In May of 1947, as an Army Air Corps bombardier, his crippled, Hawaii-based B-24 bomber crashed into the Pacific. He and a fellow crewman survived in a rubber life raft, drifting westward for 47 days. Ultimately, they were captured by a Japanese patrol boat, then transferred to a prison ship to Japan, where they were POWs for the next two years.

Zamperini’s time as a POW was made even more hellish by a certain Japanese prison commander, who knew of Zamperini’s Olympic experience and immediately detected the American’s defiant attitude. “The Bird,” as he was known by the POWs, hounded him mercilessly, administering frequent beatings without reason. He singled him out for the hardest prison work details, grinding him down physically and mentally. “Zamp” became obsessed by his hatred for The Bird, vowing revenge no matter how far off in the future.

The war ended in August 1945. The POWs were repatriated, and Zamp’s homecoming with his family was all he had hoped for.

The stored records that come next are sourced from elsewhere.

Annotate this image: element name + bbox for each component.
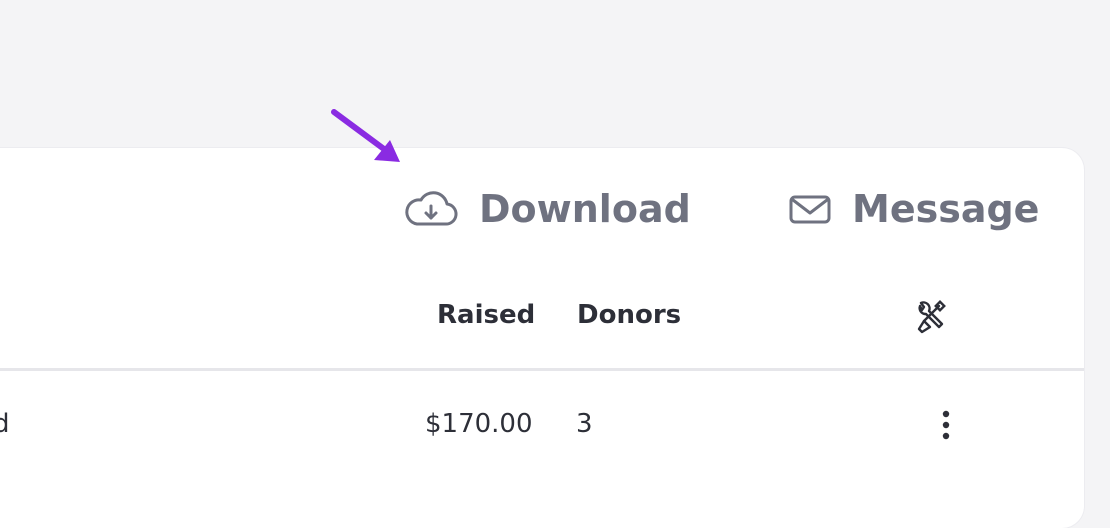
message-label: Message [852, 187, 1040, 231]
download-label: Download [479, 187, 691, 231]
kebab-menu-icon [938, 410, 954, 449]
tools-icon [912, 300, 948, 343]
table-cell-name[interactable]: d [0, 409, 10, 439]
table-cell-raised: $170.00 [425, 409, 533, 439]
table-header-divider [0, 368, 1084, 371]
column-header-donors[interactable]: Donors [577, 300, 681, 330]
envelope-icon [788, 192, 832, 226]
table-cell-donors: 3 [576, 409, 593, 439]
column-header-raised[interactable]: Raised [437, 300, 535, 330]
cloud-download-icon [403, 188, 459, 230]
annotation-arrow-icon [331, 109, 400, 162]
row-actions-button[interactable] [938, 408, 954, 449]
download-button[interactable]: Download [403, 184, 691, 234]
column-settings-button[interactable] [912, 300, 948, 343]
message-button[interactable]: Message [788, 184, 1039, 234]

Because of his Olympian fame, he got more press and adoration than the average returnee. There was enormous interest in hearing him speak. He soon met and married a 20-year-old beauty named Cynthia Applewhite. He couldn’t believe his good fortune when she accepted his proposal. Even then, he doubted his worthiness.

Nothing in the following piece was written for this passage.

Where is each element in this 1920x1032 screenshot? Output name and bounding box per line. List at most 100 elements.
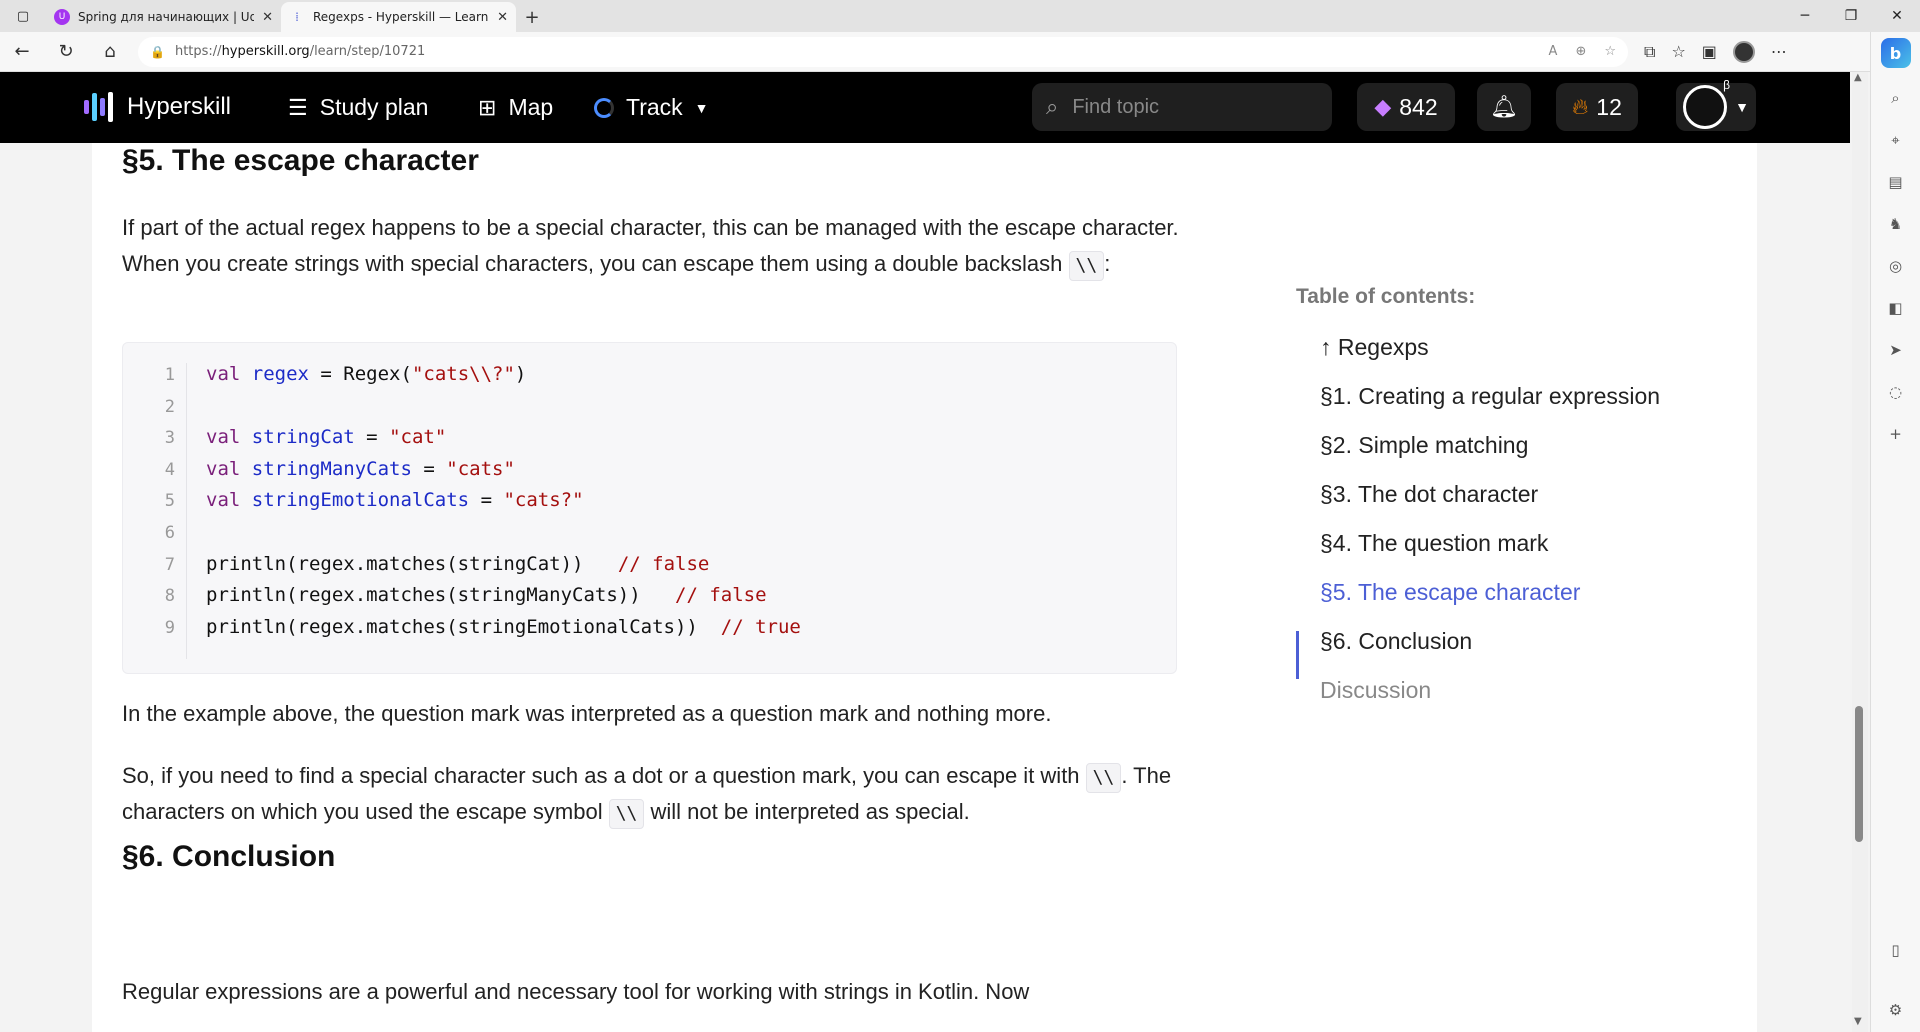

This was only the first of many doubts that would haunt him. The social whirl and demand for his presence started going to his head. He started drinking more of the drinks people wanted to buy him. Soon he was adding whiskey to a normal cup of coffee at breakfast. He had become more and more obsessed by his hatred for The Bird. He would plot in his stupored mind how he would return to Japan to hunt down and kill The Bird. He had nightmares about his POW days.

He began to mistreat Cynthia, who was now pregnant. She attended a revival session, held in a tent near their Hollywood apartment. She urged Louie to come and listen to the words of a young preacher named Billy Graham. He did, but when Graham announced the alter call, Louie “took Cynthia by the arm and bulled their way from the tent.” When she threatened divorce, he gave in once more. The next night, when Graham invited the alter call, Louie stood up in that back row of the tent ready for another fast exit. But suddenly he had a flashback: He was lying on the bottom of a rubber raft, and he recalled a promise he had forgotten until that very moment: “God, if you will save me, I will serve you for the rest of my life.” This was the last flashback he would ever have.

The next morning he lay still next to Cynthia. As Hillenbrand wrote: “What was resonating with him now was not all that he had suffered, but the divine love he believed had intervened to save him. He was not the worthless, broken, forsaken man Bird had striven to make of him. In a single silent moment, his rage, his fear, his humiliation and helplessness had fallen away. That morning he believed he was a new creation. Softly, he wept.”

The shame is that the movie ended right after his release from the Japanese prison and portrayed none of his struggle to forgive and move on — a struggle in many ways more difficult than the years as a POW. Ultimately, the message of Unbroken is about the redeeming qualities of forgiveness. All of this was only summarized in three brief paragraphs of script at the end of the film — a real disappointment for those who had read the book.